La tradition de Lasserre transparaît également dans la partie philologique du volume, dès le second volet de la notice (p. CXXXV-CLXX) : étant donné la complexité de la tradition directe et indirecte de Strabon, la présentation ne peut se faire qu’en suivant la chronologie de la transmission de la Géographie, en partant de l’Antiquité tardive (p. CXXXVI-CXLIV), et abordant ensuite la tradition médiévale (p. CXLV). L’auteur y insiste sur les éléments nouveaux ; comme c’est souvent le cas dans la collection, il préfère ne pas redonner la description de témoins bien connus, les manuscrits humanistes, que le lecteur consultera dans les volumes déjà parus. Ils sont toutefois brièvement envisagés dans leurs rapports aux autres manuscrits, dans la section consacrée à l’établissement du stemma (p. CLIV-CLXIII). Pour un témoin majeur, le palimpseste, l’auteur a pu bénéficier d’un document d’une valeur incomparable, cette fois hérité directement de Lasserre par l’intermédiaire de R. Baladié : la copie diplomatique que Lasserre effectua de Π, le plus ancien manuscrit de Strabon, lors d’un séjour de dix mois à la Bibliothèque Vaticane, en 1949-1950. Il y reproduisit fidèlement, lettre après lettre, chacun des vestiges qu’il pouvait lire du texte sous-jacent. Le manuscrit est aujourd’hui parfois indéchiffrable en des points que Lasserre pouvait encore lire. L’auteur a pu tirer profit de cette reproduction facsimilée et ainsi souvent trancher entre les leçons lues par F. Lasserre et celles de W. Aly.3 Le recours à ce document inédit est aussi l’une des spécificités du Strabon de la CUF (où les lectures d’Aly, Cozza-Luzi et Lasserre sont données respectivement par les sigles Π A, Π C, Π L) ; elle la distingue des autres éditions, récentes et a fortiori anciennes.
Toutefois, ce modèle est aussi mis à jour à la lumière des nouveautés sur chacune des branches de la tradition.
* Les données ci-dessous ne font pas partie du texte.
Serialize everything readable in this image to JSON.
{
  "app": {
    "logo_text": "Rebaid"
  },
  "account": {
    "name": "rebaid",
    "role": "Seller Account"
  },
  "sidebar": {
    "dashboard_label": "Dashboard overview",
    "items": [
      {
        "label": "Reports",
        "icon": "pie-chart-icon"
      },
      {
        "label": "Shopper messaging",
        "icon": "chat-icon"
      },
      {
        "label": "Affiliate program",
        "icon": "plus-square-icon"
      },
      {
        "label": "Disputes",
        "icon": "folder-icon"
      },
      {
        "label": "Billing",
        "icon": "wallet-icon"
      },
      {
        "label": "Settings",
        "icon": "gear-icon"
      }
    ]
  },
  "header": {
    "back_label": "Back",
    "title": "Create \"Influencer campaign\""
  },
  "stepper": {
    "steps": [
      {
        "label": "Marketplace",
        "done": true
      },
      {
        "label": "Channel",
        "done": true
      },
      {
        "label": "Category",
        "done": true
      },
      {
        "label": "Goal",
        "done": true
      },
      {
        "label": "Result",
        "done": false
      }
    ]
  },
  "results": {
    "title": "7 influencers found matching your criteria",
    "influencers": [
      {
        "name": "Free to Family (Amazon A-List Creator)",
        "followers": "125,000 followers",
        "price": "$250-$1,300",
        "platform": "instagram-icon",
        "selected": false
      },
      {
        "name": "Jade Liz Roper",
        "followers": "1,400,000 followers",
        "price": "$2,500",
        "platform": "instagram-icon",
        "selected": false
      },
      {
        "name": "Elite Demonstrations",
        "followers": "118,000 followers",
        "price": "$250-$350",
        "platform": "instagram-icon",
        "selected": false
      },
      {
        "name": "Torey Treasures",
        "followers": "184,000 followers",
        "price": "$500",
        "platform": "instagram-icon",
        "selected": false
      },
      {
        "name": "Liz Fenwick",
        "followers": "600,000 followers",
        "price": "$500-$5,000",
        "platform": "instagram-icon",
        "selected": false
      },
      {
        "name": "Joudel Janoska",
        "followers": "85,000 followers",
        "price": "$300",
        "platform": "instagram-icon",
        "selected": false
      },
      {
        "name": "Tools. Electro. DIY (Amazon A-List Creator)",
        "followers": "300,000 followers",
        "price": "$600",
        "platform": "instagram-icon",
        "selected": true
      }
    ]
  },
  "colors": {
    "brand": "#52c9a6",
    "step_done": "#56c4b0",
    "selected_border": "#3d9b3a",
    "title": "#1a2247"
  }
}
Aussi la description des Chrestomathies de Strabon, qui figurait chez Lasserre en tête de la section sur les manuscrits byzantins,4 est-elle à juste titre déplacée parmi les témoins tardo-antiques (p. CXL-CXLI), en vertu de découvertes récentes : Didier Marcotte a démontré qu’elles doivent être rétrodatées, puisque des Chrestomathies étaient connues de Priscien le Lydien.5 La nouveauté principale renvoie à un article récent de l’auteur lui-même : le modèle du Vaticanus gr. 1329 (F) est en minuscule ancienne et doit être ω.6 Une série de leçons de F dans les autres livres vient appuyer les conclusions de l’auteur (e.g. XII, 8, 21, C580 Κερβήσιος Eδ : Βερβήσιος F ; XIV, 1, 44 C650 μεσημβρίαν δ : βεσημβρίαν F ; XVII, 3, 11, C831 κνημῖδας Chrest. A D E ac : κνημίδας Chrest. B CWgexz E pc μνημίδας F). D’un point de vue stemmatique, les conséquences sont de taille : elles permettent de réévaluer la place respective de F et de l’Epitome Vaticana. On passe ainsi d’un stemma bifide à un stemma trifide—un rêve pour tout éditeur ! Pour les sections couvertes par l’Epitomé (ou Eustathe), l’éditeur devrait donc souvent pouvoir trancher entre FEδ à deux contre un, si tant est qu’il puisse avoir recours à des critères mécaniques avec un stemma aussi complexe que celui de Strabon. On citera e.g. 1, 11 C689 βεβαιοτέρως Fδ : βεβαιοτέρον E ; 1, 14 C690 Κωνιακοὺς Fδ : Κονισκοὺς E ; 1, 17, 24 C691 Παροπαμισάδων Tzschucke (Παροπαμισαδῶν Fδ) : Παροπαμισῶν E.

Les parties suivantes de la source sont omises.